Peccato che il presidente e il segretario dell’istituzione ne forniscano resoconti completamente opposti, lasciando dunque inalterata la richiesta di chiarimenti che dovrebbe provenire anche dall’opinione pubblica. Che invece sembra più intenta a minimizzare, o ad alzare il sopracciglio – Ma come, lo scoprite ora? Si sapeva! – che tentare di capire. Impresa che non necessariamente comporta il districarsi tra i dettagli tecnici e politici di un caso che può stabilire un prima e un dopo nella storia del rapporto tra pubblico e privato, e dunque nelle vite quotidiane di ognuno di noi: assumere che tutto sia registrato, dice il guru della sicurezza informatica Bruce Schneier, è infatti – ahinoi – un buon modo di approcciare la questione.
Risultato? Dovremmo chiederci come uscirne, e non lo stiamo facendo. Un problema reso anche più grave dal fatto che, anche a farsi le domande, le risposte sono tutt’altro che scontate. Dovremmo chiederci come mai la protesta organizzata da svariati attivisti e promossa da siti frequentatissimi come Reddit, 4chan e BoingBoing il 4 luglio non abbia trovato alcun interesse né nei media, che in passato non hanno perso l’occasione per ribadire che «il web si ribella», né negli utenti. Anche qui, ne ignoriamo il motivo. Dovremmo fidarci delle risposte dei nostri governi. Ma non possiamo, dato che più passa il tempo più li troviamo – come quello francese, secondo Le Monde – implicati in operazioni analoghe a quelle che denunciano.
Ci sono poi altri pensieri spiacevoli, che giungono dalla somma dell’esperienza attuale con quelle del recente passato. Anche nell’era della rete che tutto dovrebbe cambiare, sembrano dirci gli scandali sollevati da WikiLeaks e da Snowden, il mondo può trovarsi di fronte a scoop che rivelano segreti nocivi all’interesse collettivo e lasciarseli scorrere sulla pelle come niente fosse. Anche nell’era del digitale che tutti connette e informa, possiamo sapere e al contempo ignorare. E se perfino dopo gli scandali non dovesse cambiare nulla, come sembra, possiamo sempre ricorrere al cinismo, alla rassegnazione o alla rabbia virale che perpetuamente – ma per il tempo di una fiammata – alimentano così tanti commenti nelle reti sociali.

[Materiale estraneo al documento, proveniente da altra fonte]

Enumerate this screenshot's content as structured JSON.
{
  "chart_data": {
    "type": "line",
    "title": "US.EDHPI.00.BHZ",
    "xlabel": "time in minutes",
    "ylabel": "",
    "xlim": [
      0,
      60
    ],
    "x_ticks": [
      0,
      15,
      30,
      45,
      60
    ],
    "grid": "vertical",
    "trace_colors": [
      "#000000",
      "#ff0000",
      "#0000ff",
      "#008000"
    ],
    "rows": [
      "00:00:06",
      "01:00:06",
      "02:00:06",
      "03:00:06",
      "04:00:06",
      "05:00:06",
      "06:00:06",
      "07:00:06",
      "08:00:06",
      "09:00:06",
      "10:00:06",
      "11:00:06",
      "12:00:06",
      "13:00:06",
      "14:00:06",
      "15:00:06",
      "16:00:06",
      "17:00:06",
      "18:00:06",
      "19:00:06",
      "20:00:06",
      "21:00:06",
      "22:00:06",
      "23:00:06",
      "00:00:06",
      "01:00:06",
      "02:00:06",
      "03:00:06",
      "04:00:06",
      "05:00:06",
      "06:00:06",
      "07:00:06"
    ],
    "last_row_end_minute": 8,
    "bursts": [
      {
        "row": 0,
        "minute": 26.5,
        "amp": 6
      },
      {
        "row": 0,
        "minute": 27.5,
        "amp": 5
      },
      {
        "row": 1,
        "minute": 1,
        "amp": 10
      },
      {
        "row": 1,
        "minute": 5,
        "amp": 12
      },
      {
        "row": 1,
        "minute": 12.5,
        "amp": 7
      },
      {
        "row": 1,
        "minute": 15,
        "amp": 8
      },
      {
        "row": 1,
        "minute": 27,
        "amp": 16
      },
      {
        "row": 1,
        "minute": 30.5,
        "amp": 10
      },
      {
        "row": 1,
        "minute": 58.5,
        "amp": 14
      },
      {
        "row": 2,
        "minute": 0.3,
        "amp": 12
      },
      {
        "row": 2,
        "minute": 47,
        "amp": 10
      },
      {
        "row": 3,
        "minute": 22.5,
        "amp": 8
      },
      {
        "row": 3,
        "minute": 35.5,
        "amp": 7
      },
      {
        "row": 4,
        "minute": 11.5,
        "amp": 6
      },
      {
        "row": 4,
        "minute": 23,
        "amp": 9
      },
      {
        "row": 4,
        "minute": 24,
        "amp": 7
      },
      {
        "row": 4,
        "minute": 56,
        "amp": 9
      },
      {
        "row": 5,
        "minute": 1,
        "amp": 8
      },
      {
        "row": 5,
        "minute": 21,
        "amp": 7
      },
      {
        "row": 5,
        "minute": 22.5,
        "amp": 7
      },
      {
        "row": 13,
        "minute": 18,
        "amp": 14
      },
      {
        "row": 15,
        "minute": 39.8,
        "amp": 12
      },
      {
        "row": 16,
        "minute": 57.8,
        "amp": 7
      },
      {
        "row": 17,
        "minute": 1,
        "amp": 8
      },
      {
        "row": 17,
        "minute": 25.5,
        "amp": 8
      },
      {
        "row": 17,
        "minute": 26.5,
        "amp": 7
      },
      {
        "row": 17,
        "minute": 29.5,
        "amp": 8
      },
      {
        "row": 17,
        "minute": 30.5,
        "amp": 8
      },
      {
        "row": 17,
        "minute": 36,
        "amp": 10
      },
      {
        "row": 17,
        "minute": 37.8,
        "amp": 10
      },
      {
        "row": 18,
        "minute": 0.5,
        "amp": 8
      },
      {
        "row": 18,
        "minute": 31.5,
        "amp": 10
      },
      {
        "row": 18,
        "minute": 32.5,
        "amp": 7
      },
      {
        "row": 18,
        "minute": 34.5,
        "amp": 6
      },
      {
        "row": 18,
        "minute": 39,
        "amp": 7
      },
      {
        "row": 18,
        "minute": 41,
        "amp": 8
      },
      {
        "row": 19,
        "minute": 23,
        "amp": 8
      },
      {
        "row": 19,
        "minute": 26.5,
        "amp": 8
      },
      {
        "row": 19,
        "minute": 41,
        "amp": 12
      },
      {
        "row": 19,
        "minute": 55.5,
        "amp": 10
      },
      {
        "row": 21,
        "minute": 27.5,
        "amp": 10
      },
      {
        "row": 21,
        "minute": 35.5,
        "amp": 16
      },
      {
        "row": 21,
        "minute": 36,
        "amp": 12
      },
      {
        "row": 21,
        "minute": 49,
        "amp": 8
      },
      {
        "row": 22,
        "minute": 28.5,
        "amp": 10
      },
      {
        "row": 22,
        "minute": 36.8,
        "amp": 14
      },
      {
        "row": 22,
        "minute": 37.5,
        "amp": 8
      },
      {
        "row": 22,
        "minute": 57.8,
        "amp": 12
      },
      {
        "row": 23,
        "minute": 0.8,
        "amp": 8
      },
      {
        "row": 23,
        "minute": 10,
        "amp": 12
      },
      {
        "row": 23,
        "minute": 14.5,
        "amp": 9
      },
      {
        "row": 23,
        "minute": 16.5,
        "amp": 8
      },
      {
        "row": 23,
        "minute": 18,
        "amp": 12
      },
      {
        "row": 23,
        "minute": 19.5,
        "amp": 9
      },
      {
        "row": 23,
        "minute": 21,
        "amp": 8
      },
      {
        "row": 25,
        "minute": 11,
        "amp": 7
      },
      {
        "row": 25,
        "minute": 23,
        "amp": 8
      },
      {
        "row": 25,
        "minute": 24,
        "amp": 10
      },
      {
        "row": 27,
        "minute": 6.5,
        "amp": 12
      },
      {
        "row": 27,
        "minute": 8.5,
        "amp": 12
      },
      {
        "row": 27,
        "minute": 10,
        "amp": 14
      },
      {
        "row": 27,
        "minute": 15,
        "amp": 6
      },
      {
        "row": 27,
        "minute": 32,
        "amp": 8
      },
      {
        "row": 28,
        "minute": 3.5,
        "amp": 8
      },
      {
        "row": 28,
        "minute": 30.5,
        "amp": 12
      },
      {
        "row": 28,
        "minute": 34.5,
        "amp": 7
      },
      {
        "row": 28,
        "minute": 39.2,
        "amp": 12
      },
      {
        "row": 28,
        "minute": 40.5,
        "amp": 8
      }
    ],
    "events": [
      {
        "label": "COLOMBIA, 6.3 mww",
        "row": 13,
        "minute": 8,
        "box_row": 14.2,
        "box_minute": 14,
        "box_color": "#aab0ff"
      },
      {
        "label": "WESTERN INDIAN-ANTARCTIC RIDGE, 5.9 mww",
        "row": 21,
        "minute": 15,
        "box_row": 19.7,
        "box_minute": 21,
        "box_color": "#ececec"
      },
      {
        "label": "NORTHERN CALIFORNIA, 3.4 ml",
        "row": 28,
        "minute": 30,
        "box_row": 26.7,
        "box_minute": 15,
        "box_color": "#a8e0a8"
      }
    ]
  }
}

Non che si debba rimpiangere l’indignazione, sia chiaro. Ma la curiosità, la volontà di sapere, quella sì. Perché il dato storico è che nel momento in cui la nostra privacy non è mai stata così in pericolo, noi abbiamo cessato di curarcene. È il sogno degli Zuckerberg e delle intelligence di tutto il mondo, ma l’incubo di chi ha a cuore che il web resti un luogo dove è possibile tutelare (almeno) le stesse libertà civili di cui godiamo offline. E del resto, pensando al futuro della governance della rete, con quale credibilità le democrazie occidentali potranno opporsi, dopo il Datagate, alla sorveglianza e al controllo dei regimi autoritari? Quale voce potranno levare in difesa dei loro utenti colossi privati che recano nel motto aziendale utopie libertarie e nella prassi quotidiana canali di collaborazione con l’intelligence la cui opportunità è tutta da verificare?
Sono pensieri scomodi, ma che vanno sollevati ora. Prima che, per determinismo tecnologico o pura e semplice pigrizia, si consideri già persa la battaglia decisiva per definire le fattezze dell’ecosistema online che verrà. Al momento possiamo, e dobbiamo, ancora combatterla.